Source: Forum nucléaire suisse

Dans son analyse de la politique énergétique allemande, Wolfgang Denk s’est appuyé sur les trois objectifs classiques de toute politique énergétique, et a posé les questions suivantes:

  1. Le tournant énergétique allemand est-il durable (impact sur l’environnement)?
  2. Le tournant énergétique allemand est-il fiable (sécurité d’approvisionnement)?
  3. Le tournant énergétique allemand a-t-il un coût raisonnable (rentabilité)?


Environnement: aucune perspective d’amélioration

Tout en pointant du doigt les conséquences environnementales colossales de l’extraction du lignite et de sa transformation en électricité, le lignite étant la première source énergétique du mix électrique allemand, Wolfgang Denk a mis en évidence le fait que le développement autoritaire des énergies renouvelables n’avait pas permis de faire baisser la contribution des énergies fossiles à l’approvisionnement électrique depuis le début du tournant énergétique, en 2000. Plus inquiétant encore: la hausse de la part de lignite dans la production d’électricité au cours des dernières années a engendré une augmentation des émissions de gaz à effet de serre.

Ainsi, avec 640 g/kWh produits en 2012, l’Allemagne se situe loin derrière la moyenne de l’UE des 27, qui avoisine les 350 g/kWh, sans parler du mix suisse, qui génère environ dix fois moins d’émissions que nos voisins d’outre-Rhin. M. Denk en arrive donc à la conclusion suivante: «Rien ne laisse penser actuellement que le tournant énergétique et la sortie du nucléaire allemands ont rendu la production d’électricité nationale plus respectueuse de l’environnement ou durable.»

Sécurité d’approvisionnement: régression

La désillusion est toute aussi grande sur le plan de la sécurité d’approvisionnement: Dans leur bilan de performances 2012, les exploitants de réseaux allemands estiment le taux de la puissance disponible à tout moment afin de couvrir la charge de pointe à un instant T à 1% de la puissance installée pour le courant éolien et à 0% pour le courant solaire. Autant dire que ces deux sources d’énergie ne contribuent en rien à garantir la sécurité d’approvisionnement. Et pire que cela: aucune solution permettant le stockage intermédiaire de quantités importantes de courant issu de l’éolien et du solaire, sources volatiles et non planifiables, ne se profile.

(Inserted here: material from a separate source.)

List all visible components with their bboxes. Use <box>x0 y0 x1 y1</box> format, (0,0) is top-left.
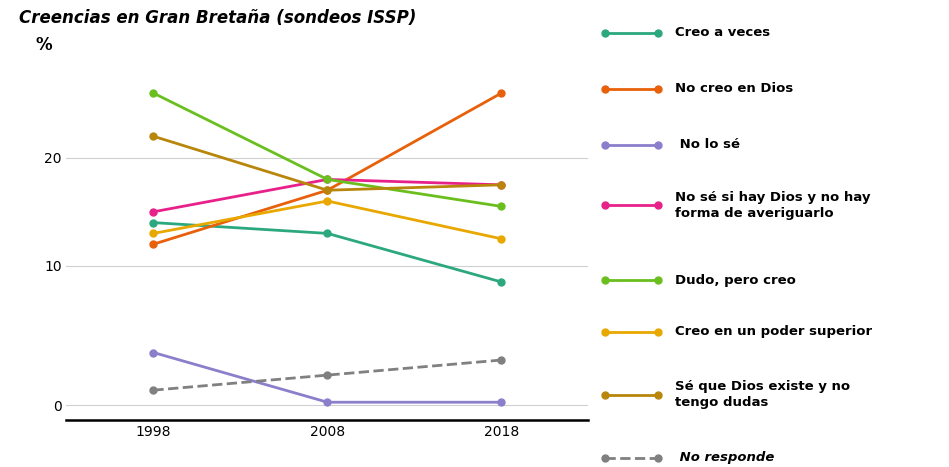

Quelques calculs simples ont suffi à Wolfgang Denk pour s’apercevoir que les centrales de pompage-turbinage présentes dans les Alpes ne suffisent pas à compenser les fluctuations de production engendrées par le tournant énergétique. Et la confiance dans un super-réseau (supergrid) européen n’est d’aucun secours ici car, comme l’admet M. Denk du coin de l’oeil, «Nous n’avons jusqu’à aujourd’hui par réussi à duper les lois de la physique». Il en tire la conclusion suivante: «Les éoliennes et les panneaux solaires ne sont pas de ‹vraies› centrales électriques, mais constituent au contraire un facteur de perturbation qui déstabilise le système et met à mal la sécurité d’approvisionnement.»

Coûts: une perte de valeur de plusieurs milliards

Concernant les coûts: En choisissant de mettre prématurément à l’arrêt ses réacteurs nucléaires, conçus initialement pour une durée d’exploitation de 60 ans, l’Allemagne a renoncé à quelque 4000 TWh d’électricité produits de manière respectueuse de l’environnement et peu coûteuse. Cela correspond au besoin en électricité de la Suisse pendant 65 ans.

Il faut ajouter encore à ce gâchis de valeur faramineux la rétribution du courant injecté, c’est-à-dire le subventionnement de l’électricité produite à partir des énergies solaire, éolienne et de la biomasse. Le montant des subventions versées et engagées jusqu’à fin 2012 pour les énergies renouvelables aurait permis de construire en Allemagne, et dans les conditions de coûts de construction les plus défavorables, des centrales nucléaire modernes capables de couvrir plus de 70% de la production d’électricité du pays. Le pays aurait ainsi bénéficié d’un mix électrique tout aussi pauvre en émissions de CO2 que la Suisse actuellement. Bilan: «Nous sommes en présence d’une destruction de valeur colossale sur le plan économique et d’une redistribution de plusieurs centaines de milliards qui rappelle les systèmes d’économie planifiée, tout cela sur la volonté de l’Etat.»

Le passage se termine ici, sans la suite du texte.